断崖絶壁が切り立つこの付近は昔から交通の難所です。
「親は子を、子は親を顧みる間もなく波が引いている間に駆け抜けなくては波にのまれるから」
だとか
「平頼盛(清盛の弟)が平氏滅亡後に都人の悪口雑言に耐えかねて領地のある越後刈羽村へ落ち延びた際、夫を慕って後を追いかけた妻がこの難所を抜ける際に愛児を懐から落として波に攫われた悲しみを詠んだ『親しらず 子はこの浦の波まくら 越路の磯の あわと消えゆく』歌が由来」
などと諸説あるようですが、その険しい地形は現代の国道8号線を車で走っていても容易に窺い知ることができます。
私がよく拝見しているトラックドライバーの方の会社では親不知から富山県の朝日町の間は北陸自動車道を通行するように指示しているみたいですからね•••。
列車はこの断崖の中腹をトンネルで通り抜けていきます。妙高山系と北アルプスに挟まれた狭隘な谷間を一気に日本海まで流れてくるわけですから当然ですね。マにフォッサマグナの川です。
親不知駅が近づいてきました。
この駅はホーム幅が狭く、動画では駅名標が平行四辺形みたいになってしまいました。
終点の市振駅に到着しました。
えちごトキめき鉄道日本海ひすいラインはここまでです。この先はあいの風とやま鉄道となります。

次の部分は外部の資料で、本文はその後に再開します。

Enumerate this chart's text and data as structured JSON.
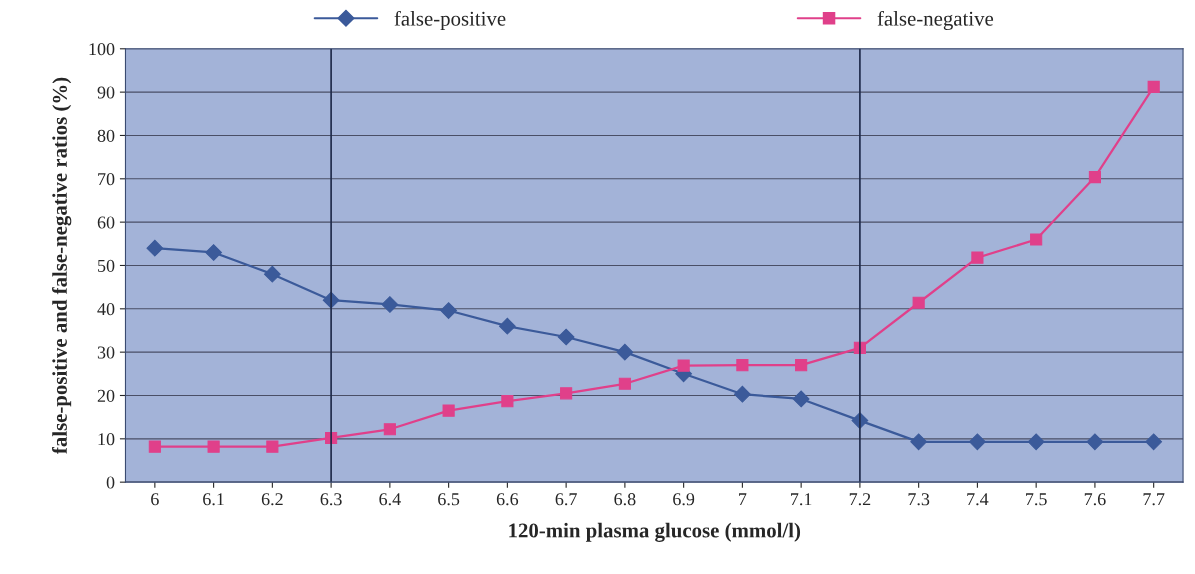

この観光急行は市振駅までの運転ですが、定期普通列車はこのままあいの風とやま鉄道線に乗り入れてふたつ先の泊駅まで運転されます。
乗務員の方々と談笑する赤いTシャツの方•••実はこちらの方とは昨年の秋に妙高はねうまラインの二本木駅で一度お会いしています。
あの日は信越本線米山付近で列車を撮影したりしての帰りに二本木駅に立ち寄ってホーム先端に降りて撮影できるスペースでスマホで動画を撮っていたら到着した列車から下車されて私の背後のホームの上からカメラで撮影されていました。
話しかけてこられて少し会話させていただいたのですが、その時に
「観光急行や雪月花が運転される時には市振駅でお出迎えしたりさまざまなイベントでボランティアとしてお手伝いさせてもらっています」
と仰っていたので今回もいらっしゃるのかなと再会できるのか楽しみにしておりました。
果たして、このようにホーム上にいらっしゃったのでお声がけさせていただくと覚えていてくださって
「スマホで撮影されていた方ですよね。覚えていますよ」
と仰ってくださいました。市振駅において新しい催しを計画されているとのことで、その時には再訪してみたいと思います。
続きは折り返し急行2号乗車記となります。
シルバーウィークは仕事なので、この乗車記をした記事が私のシルバーウィークとなります。